I smile at her and nudge her in the ribs. “I’ve got my hands full already with two.”

“Oh really,” she says. Her body stiffens as she turns to me. “I thought you were down to one now. Isn’t it all over with Mr.  omewrecker?”

I bite my lip. “Mr. Homewrecker…I haven’t heard that one before.”

I tear my gaze away from hers, and take in the quaint store with its rustic barn board shelves lined with homemade pies, sauces, jams, and pastries.

And I sulk. She’s such a drag when it comes to Weston.

We finally make it to the register and the sullen teenage girl asks Gwen if she’s brought a recyclable bag.

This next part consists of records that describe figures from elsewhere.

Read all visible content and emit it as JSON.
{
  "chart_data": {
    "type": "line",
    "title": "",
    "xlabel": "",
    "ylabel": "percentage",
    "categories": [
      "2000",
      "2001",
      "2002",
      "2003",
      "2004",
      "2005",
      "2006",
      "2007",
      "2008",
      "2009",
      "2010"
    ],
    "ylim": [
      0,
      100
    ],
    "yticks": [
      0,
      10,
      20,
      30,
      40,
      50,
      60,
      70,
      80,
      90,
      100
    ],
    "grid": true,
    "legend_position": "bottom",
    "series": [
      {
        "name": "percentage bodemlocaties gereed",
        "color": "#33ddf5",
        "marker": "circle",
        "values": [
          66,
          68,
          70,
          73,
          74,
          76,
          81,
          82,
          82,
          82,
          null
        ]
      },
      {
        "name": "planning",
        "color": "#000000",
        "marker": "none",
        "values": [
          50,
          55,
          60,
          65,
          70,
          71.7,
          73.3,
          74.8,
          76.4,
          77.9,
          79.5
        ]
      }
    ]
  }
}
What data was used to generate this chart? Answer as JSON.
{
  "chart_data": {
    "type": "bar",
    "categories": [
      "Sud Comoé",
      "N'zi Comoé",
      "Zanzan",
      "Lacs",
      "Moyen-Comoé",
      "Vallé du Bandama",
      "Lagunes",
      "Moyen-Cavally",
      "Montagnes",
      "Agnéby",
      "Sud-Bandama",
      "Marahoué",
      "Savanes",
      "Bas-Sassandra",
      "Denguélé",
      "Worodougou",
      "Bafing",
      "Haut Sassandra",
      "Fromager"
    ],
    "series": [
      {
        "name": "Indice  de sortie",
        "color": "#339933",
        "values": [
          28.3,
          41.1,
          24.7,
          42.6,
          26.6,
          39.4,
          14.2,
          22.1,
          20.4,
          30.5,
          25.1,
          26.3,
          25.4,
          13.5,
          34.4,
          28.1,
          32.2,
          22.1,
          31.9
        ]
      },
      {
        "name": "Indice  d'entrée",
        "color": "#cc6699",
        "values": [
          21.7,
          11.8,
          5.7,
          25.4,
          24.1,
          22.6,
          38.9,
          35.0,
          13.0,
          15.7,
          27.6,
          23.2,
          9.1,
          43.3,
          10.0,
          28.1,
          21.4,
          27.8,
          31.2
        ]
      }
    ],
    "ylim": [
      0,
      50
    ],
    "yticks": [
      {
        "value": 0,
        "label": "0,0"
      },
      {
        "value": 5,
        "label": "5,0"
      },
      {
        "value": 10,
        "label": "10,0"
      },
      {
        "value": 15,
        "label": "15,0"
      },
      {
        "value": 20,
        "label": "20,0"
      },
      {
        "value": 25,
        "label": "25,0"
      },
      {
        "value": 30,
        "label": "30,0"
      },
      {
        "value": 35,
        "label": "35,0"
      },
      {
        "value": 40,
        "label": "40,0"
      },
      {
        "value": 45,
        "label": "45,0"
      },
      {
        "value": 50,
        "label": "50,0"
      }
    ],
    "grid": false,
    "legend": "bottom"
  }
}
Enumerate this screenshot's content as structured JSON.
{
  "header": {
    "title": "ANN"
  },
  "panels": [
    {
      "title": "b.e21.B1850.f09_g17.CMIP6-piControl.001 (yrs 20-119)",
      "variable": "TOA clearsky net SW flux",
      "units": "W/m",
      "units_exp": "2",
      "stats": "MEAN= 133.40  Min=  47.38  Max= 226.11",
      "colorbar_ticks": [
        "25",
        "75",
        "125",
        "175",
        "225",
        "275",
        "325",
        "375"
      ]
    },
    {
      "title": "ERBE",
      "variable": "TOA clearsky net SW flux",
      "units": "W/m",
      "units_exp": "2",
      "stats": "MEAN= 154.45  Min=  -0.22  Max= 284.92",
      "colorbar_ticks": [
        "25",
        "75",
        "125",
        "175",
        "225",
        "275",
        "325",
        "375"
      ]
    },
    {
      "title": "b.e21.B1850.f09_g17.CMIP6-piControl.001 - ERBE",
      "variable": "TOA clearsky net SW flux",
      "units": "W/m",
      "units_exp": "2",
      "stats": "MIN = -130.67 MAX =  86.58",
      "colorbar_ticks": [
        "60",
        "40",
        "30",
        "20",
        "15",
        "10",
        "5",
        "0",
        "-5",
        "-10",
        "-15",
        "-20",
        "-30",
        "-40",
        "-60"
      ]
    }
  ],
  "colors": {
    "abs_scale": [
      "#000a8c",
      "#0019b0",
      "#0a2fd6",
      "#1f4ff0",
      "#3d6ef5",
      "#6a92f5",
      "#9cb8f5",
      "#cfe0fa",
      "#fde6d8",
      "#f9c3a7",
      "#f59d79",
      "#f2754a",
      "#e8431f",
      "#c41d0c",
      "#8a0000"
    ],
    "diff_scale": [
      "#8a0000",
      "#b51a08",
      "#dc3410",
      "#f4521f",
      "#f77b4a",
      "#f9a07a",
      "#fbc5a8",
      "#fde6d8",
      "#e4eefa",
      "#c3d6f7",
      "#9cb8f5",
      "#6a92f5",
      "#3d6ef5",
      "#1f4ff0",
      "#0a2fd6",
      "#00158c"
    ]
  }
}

When Gwen tells her she hasn’t, the surly girl pulls out a wrinkled disposable plastic bag from under her counter and gives her a whole little speech about the ozone layer and something about sea turtles eating plastic bags thinking they’re jelly fish and choking to death.

When my turn is up, the first thing I do is apologize to the crabby girl for my lack of a recyclable bag. “I’m so sorry. I’m a horrible human being. I’ll just stuff these jars in my purse.”

The stud in her bottom lip catches my eye as she stares a hole in my head. She takes my money and gives me the change without a single sound — not a single ‘thank you’ or ‘come again’.

We scurry out, happy to be out of there, and nip our way through the vacationers and tourists.

I try to stuff the jars into my already too-jammed bag. “I really liked that place until we got to the register.”

Gwen wobbles slightly on her tall wedges. “Yeah, self-righteous much?”

“Preachy-preachy.”

“I mean, I feel bad about the turtles” she says, “but I kind of want to go back to the cottage and grab all my plastic bags, and go back in there and throw them at her face.”

I blow out a breath. “I’m pregnant,” I blurt out.

“The little self-righteous b—”

She jerks to a stop — a tall gangly man almost crashes into her. “Uh, sorry,” he mumbles as he makes his way around us with a furrowed brow.